New Delhi: The economic growth is likely to fall to a three-year low of 6.9 percent in 2011-12, mainly due to sharp slowdown in manufacturing, agriculture and mining sectors, against 8.4 percent expansion in the last fiscal.

Agriculture and allied activities are likely to grow at 2.5 percent in 2011-12, compared to a robust growth of 7 percent in 2010-11, according to the Advanced Estimates released today by the Central Statistical Organisation (CSO).

Manufacturing growth is also expected to drop down to 3.9 percent in this fiscal from 7.6 percent last year.

The CSO's GDP growth projection is a tad lower than the 7 percent forecast made by the Reserve Bank of India in its quarterly monetary policy review last month.

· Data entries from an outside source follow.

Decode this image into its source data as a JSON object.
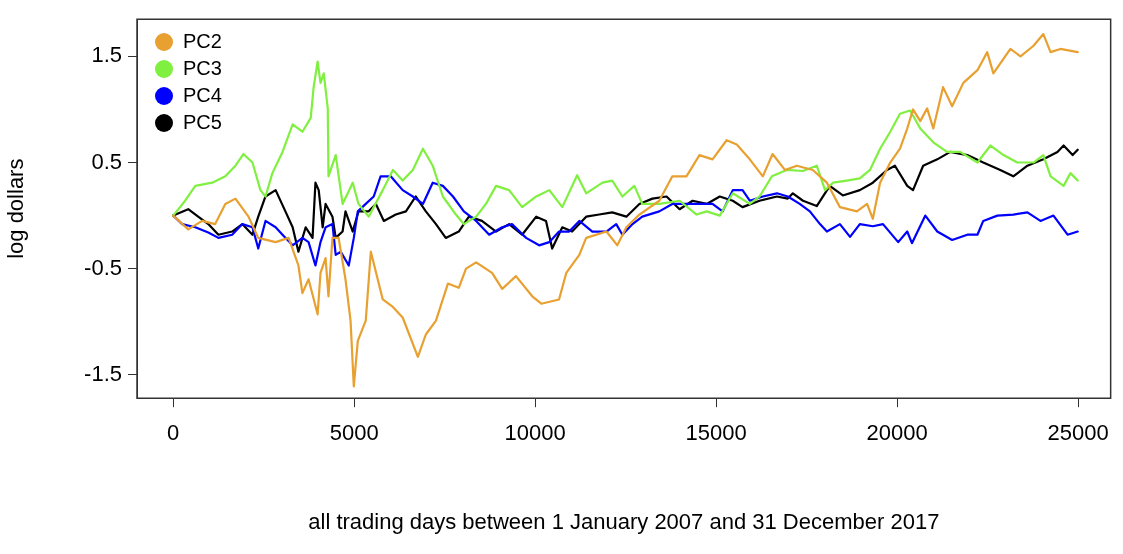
{
  "chart_data": {
    "type": "line",
    "xlabel": "all trading days between 1 January 2007 and 31 December 2017",
    "ylabel": "log dollars",
    "xlim": [
      -1000,
      25900
    ],
    "ylim": [
      -1.72,
      1.85
    ],
    "xticks": [
      0,
      5000,
      10000,
      15000,
      20000,
      25000
    ],
    "yticks": [
      -1.5,
      -0.5,
      0.5,
      1.5
    ],
    "grid": false,
    "legend": "top left",
    "marker": "none",
    "line_style": "solid",
    "series": [
      {
        "name": "PC2",
        "color": "#e8a030",
        "x": [
          0,
          415,
          800,
          1160,
          1440,
          1720,
          2080,
          2350,
          2830,
          3190,
          3460,
          3570,
          3740,
          3990,
          4070,
          4210,
          4290,
          4400,
          4570,
          4760,
          4900,
          4990,
          5100,
          5320,
          5460,
          5790,
          6070,
          6340,
          6760,
          6980,
          7260,
          7590,
          7890,
          8090,
          8370,
          8810,
          9090,
          9470,
          9920,
          10170,
          10660,
          10860,
          11220,
          11410,
          11970,
          12270,
          12520,
          12880,
          13430,
          13790,
          14180,
          14540,
          14900,
          15290,
          15570,
          15930,
          16290,
          16560,
          16900,
          17230,
          17670,
          18060,
          18420,
          18890,
          19170,
          19330,
          19530,
          19810,
          20080,
          20280,
          20440,
          20640,
          20830,
          21000,
          21270,
          21520,
          21830,
          22220,
          22490,
          22660,
          23130,
          23410,
          23770,
          24040,
          24240,
          24510,
          24990
        ],
        "values": [
          0.0,
          -0.13,
          -0.05,
          -0.08,
          0.11,
          0.16,
          -0.01,
          -0.21,
          -0.25,
          -0.21,
          -0.47,
          -0.73,
          -0.6,
          -0.93,
          -0.54,
          -0.4,
          -0.76,
          -0.21,
          -0.21,
          -0.6,
          -0.99,
          -1.61,
          -1.18,
          -0.99,
          -0.34,
          -0.79,
          -0.86,
          -0.96,
          -1.33,
          -1.12,
          -0.99,
          -0.64,
          -0.68,
          -0.5,
          -0.44,
          -0.54,
          -0.69,
          -0.57,
          -0.76,
          -0.83,
          -0.79,
          -0.54,
          -0.37,
          -0.21,
          -0.15,
          -0.28,
          -0.11,
          0.01,
          0.14,
          0.37,
          0.37,
          0.57,
          0.53,
          0.71,
          0.67,
          0.53,
          0.37,
          0.58,
          0.43,
          0.47,
          0.43,
          0.31,
          0.08,
          0.04,
          0.11,
          -0.03,
          0.31,
          0.5,
          0.63,
          0.82,
          1.0,
          0.89,
          1.01,
          0.82,
          1.21,
          1.03,
          1.25,
          1.37,
          1.54,
          1.34,
          1.57,
          1.5,
          1.6,
          1.71,
          1.54,
          1.57,
          1.54
        ]
      },
      {
        "name": "PC3",
        "color": "#80f040",
        "x": [
          0,
          330,
          610,
          1080,
          1440,
          1720,
          1940,
          2190,
          2410,
          2550,
          2740,
          3020,
          3300,
          3570,
          3800,
          3880,
          3990,
          4070,
          4160,
          4270,
          4290,
          4490,
          4680,
          4960,
          5120,
          5400,
          5790,
          6070,
          6340,
          6620,
          6900,
          7170,
          7450,
          7810,
          8030,
          8370,
          8640,
          8920,
          9280,
          9640,
          10030,
          10390,
          10750,
          11160,
          11410,
          11860,
          12130,
          12410,
          12740,
          12960,
          13430,
          13990,
          14460,
          14740,
          15100,
          15460,
          15930,
          16200,
          16540,
          16950,
          17400,
          17780,
          18010,
          18230,
          18610,
          18970,
          19250,
          19530,
          19810,
          20080,
          20360,
          20640,
          21000,
          21380,
          21740,
          22220,
          22580,
          22940,
          23320,
          23770,
          24040,
          24240,
          24600,
          24790,
          24990
        ],
        "values": [
          0.0,
          0.14,
          0.28,
          0.31,
          0.37,
          0.47,
          0.58,
          0.5,
          0.24,
          0.18,
          0.4,
          0.6,
          0.86,
          0.79,
          0.92,
          1.21,
          1.45,
          1.25,
          1.34,
          1.01,
          0.37,
          0.57,
          0.11,
          0.31,
          0.11,
          -0.01,
          0.24,
          0.43,
          0.33,
          0.43,
          0.63,
          0.47,
          0.18,
          0.01,
          -0.08,
          -0.01,
          0.11,
          0.28,
          0.24,
          0.08,
          0.18,
          0.24,
          0.08,
          0.38,
          0.21,
          0.31,
          0.33,
          0.18,
          0.28,
          0.11,
          0.11,
          0.14,
          0.01,
          0.04,
          0.0,
          0.21,
          0.11,
          0.18,
          0.37,
          0.43,
          0.42,
          0.47,
          0.24,
          0.31,
          0.33,
          0.35,
          0.43,
          0.63,
          0.79,
          0.96,
          0.99,
          0.82,
          0.69,
          0.6,
          0.6,
          0.5,
          0.66,
          0.57,
          0.5,
          0.5,
          0.57,
          0.37,
          0.28,
          0.4,
          0.33
        ]
      },
      {
        "name": "PC4",
        "color": "#0000ff",
        "x": [
          0,
          250,
          610,
          970,
          1250,
          1630,
          1910,
          2190,
          2350,
          2550,
          2830,
          3020,
          3300,
          3570,
          3740,
          3930,
          4070,
          4210,
          4400,
          4490,
          4630,
          4850,
          4990,
          5100,
          5320,
          5540,
          5730,
          6010,
          6340,
          6620,
          6900,
          7170,
          7450,
          7730,
          8030,
          8370,
          8730,
          9090,
          9360,
          9750,
          10110,
          10390,
          10660,
          10940,
          11220,
          11580,
          11970,
          12240,
          12410,
          12690,
          12960,
          13430,
          13790,
          14180,
          14540,
          14900,
          15180,
          15460,
          15730,
          15930,
          16290,
          16680,
          16980,
          17310,
          17590,
          17870,
          18060,
          18420,
          18700,
          18970,
          19330,
          19610,
          20030,
          20280,
          20410,
          20780,
          21110,
          21520,
          21940,
          22220,
          22380,
          22770,
          23210,
          23600,
          23960,
          24320,
          24710,
          24990
        ],
        "values": [
          0.0,
          -0.08,
          -0.11,
          -0.16,
          -0.21,
          -0.18,
          -0.08,
          -0.11,
          -0.31,
          -0.05,
          -0.11,
          -0.18,
          -0.28,
          -0.21,
          -0.25,
          -0.47,
          -0.25,
          -0.11,
          -0.08,
          -0.37,
          -0.34,
          -0.47,
          -0.21,
          0.04,
          0.11,
          0.18,
          0.37,
          0.37,
          0.24,
          0.18,
          0.11,
          0.31,
          0.28,
          0.18,
          0.04,
          -0.05,
          -0.18,
          -0.11,
          -0.08,
          -0.21,
          -0.28,
          -0.25,
          -0.15,
          -0.15,
          -0.05,
          -0.15,
          -0.15,
          -0.08,
          -0.18,
          -0.08,
          -0.01,
          0.04,
          0.11,
          0.11,
          0.11,
          0.11,
          0.04,
          0.24,
          0.24,
          0.14,
          0.18,
          0.21,
          0.18,
          0.11,
          0.04,
          -0.08,
          -0.15,
          -0.08,
          -0.2,
          -0.08,
          -0.1,
          -0.08,
          -0.25,
          -0.15,
          -0.26,
          0.0,
          -0.15,
          -0.23,
          -0.18,
          -0.18,
          -0.05,
          0.0,
          0.01,
          0.03,
          -0.05,
          0.0,
          -0.18,
          -0.15
        ]
      },
      {
        "name": "PC5",
        "color": "#000000",
        "x": [
          0,
          415,
          690,
          970,
          1250,
          1630,
          1910,
          2190,
          2350,
          2550,
          2830,
          3100,
          3300,
          3460,
          3660,
          3850,
          3930,
          4020,
          4130,
          4210,
          4400,
          4490,
          4680,
          4760,
          4960,
          5120,
          5400,
          5600,
          5820,
          6150,
          6430,
          6700,
          6980,
          7260,
          7530,
          7890,
          8170,
          8530,
          8920,
          9280,
          9640,
          10030,
          10300,
          10470,
          10750,
          11020,
          11410,
          11770,
          12130,
          12520,
          12880,
          13240,
          13630,
          13990,
          14350,
          14740,
          15100,
          15460,
          15730,
          16200,
          16680,
          16980,
          17120,
          17400,
          17780,
          18140,
          18500,
          18970,
          19330,
          19720,
          19940,
          20280,
          20440,
          20720,
          21110,
          21470,
          21940,
          22380,
          22850,
          23210,
          23600,
          24040,
          24430,
          24600,
          24850,
          24990
        ],
        "values": [
          0.0,
          0.06,
          -0.01,
          -0.08,
          -0.18,
          -0.15,
          -0.08,
          -0.18,
          -0.01,
          0.18,
          0.24,
          0.04,
          -0.11,
          -0.34,
          -0.11,
          -0.21,
          0.31,
          0.24,
          -0.11,
          0.11,
          -0.01,
          -0.21,
          -0.15,
          0.04,
          -0.15,
          0.04,
          0.04,
          0.11,
          -0.05,
          0.01,
          0.04,
          0.18,
          0.04,
          -0.08,
          -0.21,
          -0.15,
          -0.01,
          -0.05,
          -0.15,
          -0.08,
          -0.18,
          -0.01,
          -0.05,
          -0.31,
          -0.11,
          -0.15,
          -0.01,
          0.01,
          0.03,
          -0.01,
          0.11,
          0.16,
          0.18,
          0.06,
          0.14,
          0.11,
          0.18,
          0.14,
          0.08,
          0.14,
          0.18,
          0.16,
          0.21,
          0.14,
          0.09,
          0.28,
          0.19,
          0.24,
          0.31,
          0.43,
          0.47,
          0.28,
          0.24,
          0.47,
          0.53,
          0.6,
          0.57,
          0.5,
          0.43,
          0.37,
          0.47,
          0.53,
          0.6,
          0.66,
          0.57,
          0.62
        ]
      }
    ]
  }
}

In its mid-year Economic Review, the government had also pegged growth at around 7.5 percent. The current estimate is a sharply lower than the 9 percent growth projection for 2011-12 made by the government in its pre-Budget survey in February last year.

The latest GDP growth estimate of 6.9 percent for the entire fiscal means that the pace of economic expansion slowed in the second half of 2011-12, given that GDP growth in the April-September, 2011, period stood at 7.3 percent.

According to the advance estimates, mining and quarrying is likely to witness a decline of 2.2 percent, compared to a growth of 5 percent a year ago.

Growth in construction is also likely to slip to 4.8 percent in 2011-12, against an 8 percent in 2010-11.

Furthermore, the finance, insurance, real estate and business services sectors are likely to grow by 9.1 percent this fiscal, against 10.4 percent last fiscal.